Multimodal by Alibaba
Qwen3-VL-Thinking-30A3B achieves 99.5% accuracy on 2-hour video needle-in-haystack tests while using only 3B active parameters from its 30B MoE architecture, outperforming GPT-5 by 4.5 points on MathVista (85.8 vs 81.3) and 8.8 points on MathVision (74.6 vs 65.8). At $0.13 per million input tokens, it costs 87% less than GPT-4o\'s vision pricing while delivering superior performance on mathematical reasoning and near-perfect 875/1000 OCR accuracy across 32 languages. The model\'s Interleaved-MRoPE architecture enables native 256K context processing without chunking, making it the first production model capable of analyzing feature-length videos in a single pass.
| Benchmark | Qwen3-VL-Thinking-30A3B | Comparison |
|---|---|---|
| MathVista | 85.8% | 81.3% |
| MathVision | 74.6% | 65.8% |
| MMMU-Pro | 69.3% | 78.4% |
| DocVQA | 96.5% | 94.2% |
| OCRBench | 875% | - |
| ScreenSpot Pro | 61.8% | - |
| AndroidWorld | 63.7% | - |
| MMLongBench-Doc | 56.2% | - |
| CharXiv (Description) | 90.5% | - |
| CharXiv (Reasoning) | 66.2% | - |
| Video Needle-in-Haystack (2-hour) | 99.5% | - |
| Video Needle-in-Haystack (30-min) | 100% | - |
Qwen3-VL-30B-A3B-Thinking released
Qwen3-VL Technical Report published
Qwen3-VL-Thinking-30A3B is available.

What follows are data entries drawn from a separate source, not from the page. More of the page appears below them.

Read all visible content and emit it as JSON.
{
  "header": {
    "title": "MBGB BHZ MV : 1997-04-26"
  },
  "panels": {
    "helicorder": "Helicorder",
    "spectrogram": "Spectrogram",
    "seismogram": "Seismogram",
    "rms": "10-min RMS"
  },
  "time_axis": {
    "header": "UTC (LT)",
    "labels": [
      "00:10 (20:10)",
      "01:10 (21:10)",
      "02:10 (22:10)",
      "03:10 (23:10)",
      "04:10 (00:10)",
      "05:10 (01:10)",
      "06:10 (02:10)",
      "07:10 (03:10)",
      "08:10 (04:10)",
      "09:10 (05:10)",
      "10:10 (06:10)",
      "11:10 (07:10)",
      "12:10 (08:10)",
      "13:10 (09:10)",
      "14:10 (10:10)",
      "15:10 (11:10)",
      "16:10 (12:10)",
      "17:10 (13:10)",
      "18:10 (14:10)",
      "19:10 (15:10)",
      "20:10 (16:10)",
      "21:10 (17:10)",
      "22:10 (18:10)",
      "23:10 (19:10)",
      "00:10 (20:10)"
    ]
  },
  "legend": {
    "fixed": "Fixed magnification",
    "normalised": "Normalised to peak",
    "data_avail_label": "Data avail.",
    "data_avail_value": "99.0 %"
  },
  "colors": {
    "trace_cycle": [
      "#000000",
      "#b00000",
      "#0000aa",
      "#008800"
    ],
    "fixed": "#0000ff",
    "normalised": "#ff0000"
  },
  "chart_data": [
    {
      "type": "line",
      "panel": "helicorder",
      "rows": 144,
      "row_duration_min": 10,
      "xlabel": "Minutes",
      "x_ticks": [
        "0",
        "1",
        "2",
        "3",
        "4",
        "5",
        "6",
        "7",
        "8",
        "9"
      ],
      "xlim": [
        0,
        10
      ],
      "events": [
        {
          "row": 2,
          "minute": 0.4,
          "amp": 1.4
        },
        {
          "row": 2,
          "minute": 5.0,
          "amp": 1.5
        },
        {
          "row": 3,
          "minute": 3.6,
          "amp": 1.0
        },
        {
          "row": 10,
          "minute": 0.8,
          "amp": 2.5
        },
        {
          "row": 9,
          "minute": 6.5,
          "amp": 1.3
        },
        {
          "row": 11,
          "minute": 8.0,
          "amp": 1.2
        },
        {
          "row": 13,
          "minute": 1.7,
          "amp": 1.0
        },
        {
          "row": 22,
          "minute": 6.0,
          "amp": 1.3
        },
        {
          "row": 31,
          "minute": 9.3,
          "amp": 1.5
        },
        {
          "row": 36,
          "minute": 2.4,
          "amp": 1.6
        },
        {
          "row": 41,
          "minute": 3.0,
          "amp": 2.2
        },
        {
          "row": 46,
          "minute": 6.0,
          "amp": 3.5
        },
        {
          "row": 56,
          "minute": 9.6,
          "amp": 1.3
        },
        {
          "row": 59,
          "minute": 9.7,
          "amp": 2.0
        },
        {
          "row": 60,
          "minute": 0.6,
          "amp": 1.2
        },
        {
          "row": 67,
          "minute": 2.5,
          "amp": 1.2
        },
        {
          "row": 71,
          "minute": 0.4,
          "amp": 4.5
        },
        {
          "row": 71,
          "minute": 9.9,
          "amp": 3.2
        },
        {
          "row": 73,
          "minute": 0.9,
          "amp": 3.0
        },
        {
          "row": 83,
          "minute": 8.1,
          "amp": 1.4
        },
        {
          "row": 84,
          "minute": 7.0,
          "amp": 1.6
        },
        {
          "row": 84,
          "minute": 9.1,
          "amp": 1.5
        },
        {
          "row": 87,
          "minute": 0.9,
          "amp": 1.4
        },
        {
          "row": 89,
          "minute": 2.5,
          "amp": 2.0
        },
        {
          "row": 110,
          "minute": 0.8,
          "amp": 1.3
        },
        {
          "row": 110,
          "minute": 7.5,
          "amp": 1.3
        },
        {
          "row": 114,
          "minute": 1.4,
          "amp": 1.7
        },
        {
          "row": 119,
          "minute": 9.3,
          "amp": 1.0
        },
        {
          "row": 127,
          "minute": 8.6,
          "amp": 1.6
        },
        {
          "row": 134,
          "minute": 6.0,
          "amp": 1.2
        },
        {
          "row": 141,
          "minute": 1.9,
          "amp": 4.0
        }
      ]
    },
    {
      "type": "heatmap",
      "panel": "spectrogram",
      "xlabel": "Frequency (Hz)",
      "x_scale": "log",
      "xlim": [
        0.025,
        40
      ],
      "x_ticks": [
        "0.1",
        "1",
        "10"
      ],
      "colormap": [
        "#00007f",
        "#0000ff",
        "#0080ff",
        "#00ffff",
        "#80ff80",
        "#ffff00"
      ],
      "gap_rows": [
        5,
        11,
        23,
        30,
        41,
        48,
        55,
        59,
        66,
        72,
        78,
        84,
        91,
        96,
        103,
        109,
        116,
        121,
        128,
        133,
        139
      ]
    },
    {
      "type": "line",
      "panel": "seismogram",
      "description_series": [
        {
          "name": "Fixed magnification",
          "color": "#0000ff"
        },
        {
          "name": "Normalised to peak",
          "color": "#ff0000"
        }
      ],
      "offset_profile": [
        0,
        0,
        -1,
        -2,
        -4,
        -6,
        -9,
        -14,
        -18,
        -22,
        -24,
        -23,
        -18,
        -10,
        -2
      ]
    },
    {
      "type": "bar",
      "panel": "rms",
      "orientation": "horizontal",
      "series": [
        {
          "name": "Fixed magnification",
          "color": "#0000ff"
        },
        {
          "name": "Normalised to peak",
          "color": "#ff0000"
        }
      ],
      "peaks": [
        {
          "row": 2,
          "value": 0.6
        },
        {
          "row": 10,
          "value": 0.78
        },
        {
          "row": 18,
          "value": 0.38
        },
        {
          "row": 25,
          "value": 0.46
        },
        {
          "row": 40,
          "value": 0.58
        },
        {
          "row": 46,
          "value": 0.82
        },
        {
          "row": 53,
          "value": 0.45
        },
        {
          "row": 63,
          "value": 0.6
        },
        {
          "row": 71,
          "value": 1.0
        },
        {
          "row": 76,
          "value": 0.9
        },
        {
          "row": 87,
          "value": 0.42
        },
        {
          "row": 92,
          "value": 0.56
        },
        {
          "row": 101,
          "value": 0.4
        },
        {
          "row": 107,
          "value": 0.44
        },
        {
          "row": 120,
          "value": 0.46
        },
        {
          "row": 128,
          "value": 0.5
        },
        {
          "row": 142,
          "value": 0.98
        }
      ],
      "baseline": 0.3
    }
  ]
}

Once it appears on our tracked API providers, it will be added to the LLM Leaderboard with full scoring, benchmarks, and pricing.
The model uses Interleaved-MRoPE (Multi-Resolution Rotary Position Embedding) to efficiently encode spatial-temporal relationships across 256K tokens natively, achieving 99.5% accuracy on 2-hour video needle-in-haystack tests. Unlike models that chunk videos into segments, Qwen3-VL processes entire videos in one pass using DeepStack multi-level ViT features that maintain fine-grained temporal resolution. At roughly 1 token per video frame, a 2-hour video at 30fps consumes approximately 216K tokens, leaving 40K tokens for prompts and responses within the native context window.
Qwen3-VL-Thinking costs $0.13 per million input tokens and $1.56 per million output tokens, compared to GPT-4o's $1.00/$3.00 pricing for vision tasks. For a typical document analysis task processing 100 pages (approximately 50K tokens input, 5K output), Qwen3-VL costs $0.0143 versus GPT-4o's $0.065, representing a 78% cost reduction. The model achieves 96.5% on DocVQA, surpassing its smaller 4B variant by 2.3 points while maintaining the same aggressive pricing structure.
Qwen3-VL-Thinking scores 69.3 on MMMU-Pro versus GPT-5's 78.4, a 9.1 point deficit, while simultaneously outperforming GPT-5 on MathVista by 4.5 points and MathVision by 8.8 points. This divergence stems from MMMU-Pro's focus on multi-disciplinary college-level reasoning across subjects like physics, chemistry, and engineering, where GPT-5's broader training corpus provides an advantage. The MoE architecture's 3B active parameters excel at specialized mathematical visual reasoning but show limitations on tasks requiring diverse disciplinary knowledge that would benefit from activating more of the 30B total parameters.
The Thinking variant implements native step-by-step reasoning traces during inference, similar to OpenAI's o1 models, but optimized for visual tasks with explicit spatial grounding outputs. On CharXiv reasoning tasks, it achieves 66.2% accuracy compared to 90.5% on description tasks, showing a 24.3 point delta that highlights how thinking mode excels at complex multi-step visual problems. The model generates intermediate reasoning tokens that aren't charged in the API pricing, making complex visual reasoning tasks cost-effective at scale.
Qwen3-VL-Thinking achieves 63.7% on AndroidWorld and 61.8% on ScreenSpot Pro, positioning it competitively for GUI automation tasks despite not being specialized for this domain. The model's 32-language OCR support with 875/1000 accuracy enables robust text extraction from UI elements across international applications. For comparison, these scores exceed many dedicated 7B GUI models while offering the flexibility to handle mixed workloads including document parsing, video analysis, and visual coding within the same deployment.